Fakat Urfa Ağzı bu bağlamda Osmanlıca ile karıştırılmamalıdır: Osmanlıca üç dilden ‘mülhem’ bir dil değildi; üç dilden ‘mürekkep’ti! Osmanlıcada, çoğu zaman yalnızca yüklem Türkçe’ydi. Diğer öğelerin hemen hemen hepsi Farsça yahut Arapçaydı! Oysa Urfa Ağzı öyle değildir; yer yer Arapça, Farsça sözcükler barındırmakla birlikte, öz Türkçedir!
Urfa Ağzı sözcük hazinesi ve söz dizimi itibariyle zengindir, dedik. Örnekler çok….ışte Urfa Ağzı’nın kelime dağarcığındaki zenginliğe ilişkin birkaç ‘kanıt’:
‘Teşir’am’ (Teşhirü’l-‘am= millete göstermelik, rezil-rüsva olmak) gibi…
Urfa Ağzına Arapça’dan giren çoğu sözcük veya terkip, bir Arab’ın anlayamayacağı kadar millileşmiştir. “Xulx” sözcüğü de Arapça orijinlidir ve ‘huy, tabiat, yaratılış’ anlamlarına gelir. Fakat Urfa Ağzındaki karşılığı hiç de böyle değildir! Bu kavramları çağrıştırmakla birlikte tamamen başka bir anlamda kullanılır ve bu haliyle sözcüğün ıstanbul Türkçesinde tam bir karşılığı yoktur!
Kullanılışına bir örnek:
“Xeste bellemağa gidecağam; hamma héç xulxım yox!” (Hasta ziyaretine gideceğim, ama hiç enerjim/ sabrım/ tahammülüm yok.)
Bir başka ithal ve ama ‘milli’ sözcüğümüz: “Dubbıx”. (Aslen Arapça olan bu sözcük, ham derinin yapış yapışlığı anlamındadır.)
ıstanbul Türkçesinde tek sözcükle karşılığı yoktur:
“Eliy dubbıx olmış, qax yaxa!” (Elin yapış yapış olmuş, kalk yıka!)Burada söz konusu olan ‘yapış yapışlık’, elin tatlı bir yiyeceğe değmesi sonucu oluşmuştur. Kişinin eli yağa bulaşmış olsaydı o zaman şöyle derdi:
“Eliy zifir olmış, qax yaxa!”
Ve ‘ciyp’ edatı… Hadi tek bir karşılık bulun bakalım! “Cébinde metelik yox, ciyp dügün yapiy.”
Türkiye Türkçesi’nde yer almayan deyişleri vardır Urfa ağzının.
Bunlar, özgün olmanın ötesinde özlü ve çoğu zaman şiirsel anlatımlardır.

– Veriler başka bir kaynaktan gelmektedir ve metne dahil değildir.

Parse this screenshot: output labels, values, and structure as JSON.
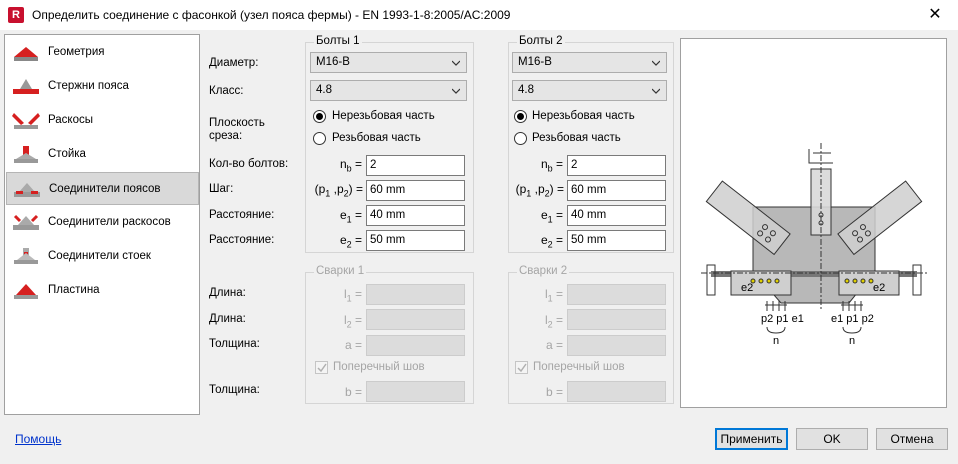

Mesela, bencilliğin bu denli yalın ve ‘özlü’ anlatıldığı başka bir ifade biliyor musunuz: “Biye yox içine pox…”
(Hani Akif Paşa; “Ber-murad olmayıcak yere geçsin bu alem”, demiş ya, bu da onun ‘Urfalıca’ söyleyişi:)
Bencillik devam ediyor: “Ben déyem seqqelim yaniy, o déyi dur cığaramı yandırım!”
(Ben; ‘sakalım yanıyor’, diyorum, O ise; ‘dur sigaramı yakayım’ diyor!)
Akılsızlığı, aşağıdakine benzer bir istiareyle ifade edebilen başka bir deyim biliyor musunuz:“Çirpisi séyrek!”
Sıra aptallıkta: “Daşçı éşşegi!”
Peki siz şunun gibi bir bahtsızlık gördünüz mü:“Bulamaç yirken, dişimiz qırıliy!”
Amacı, niyeti başka olan insanlara ne söylenir “Mexsedı çimmax degil, dellegı dögmax!”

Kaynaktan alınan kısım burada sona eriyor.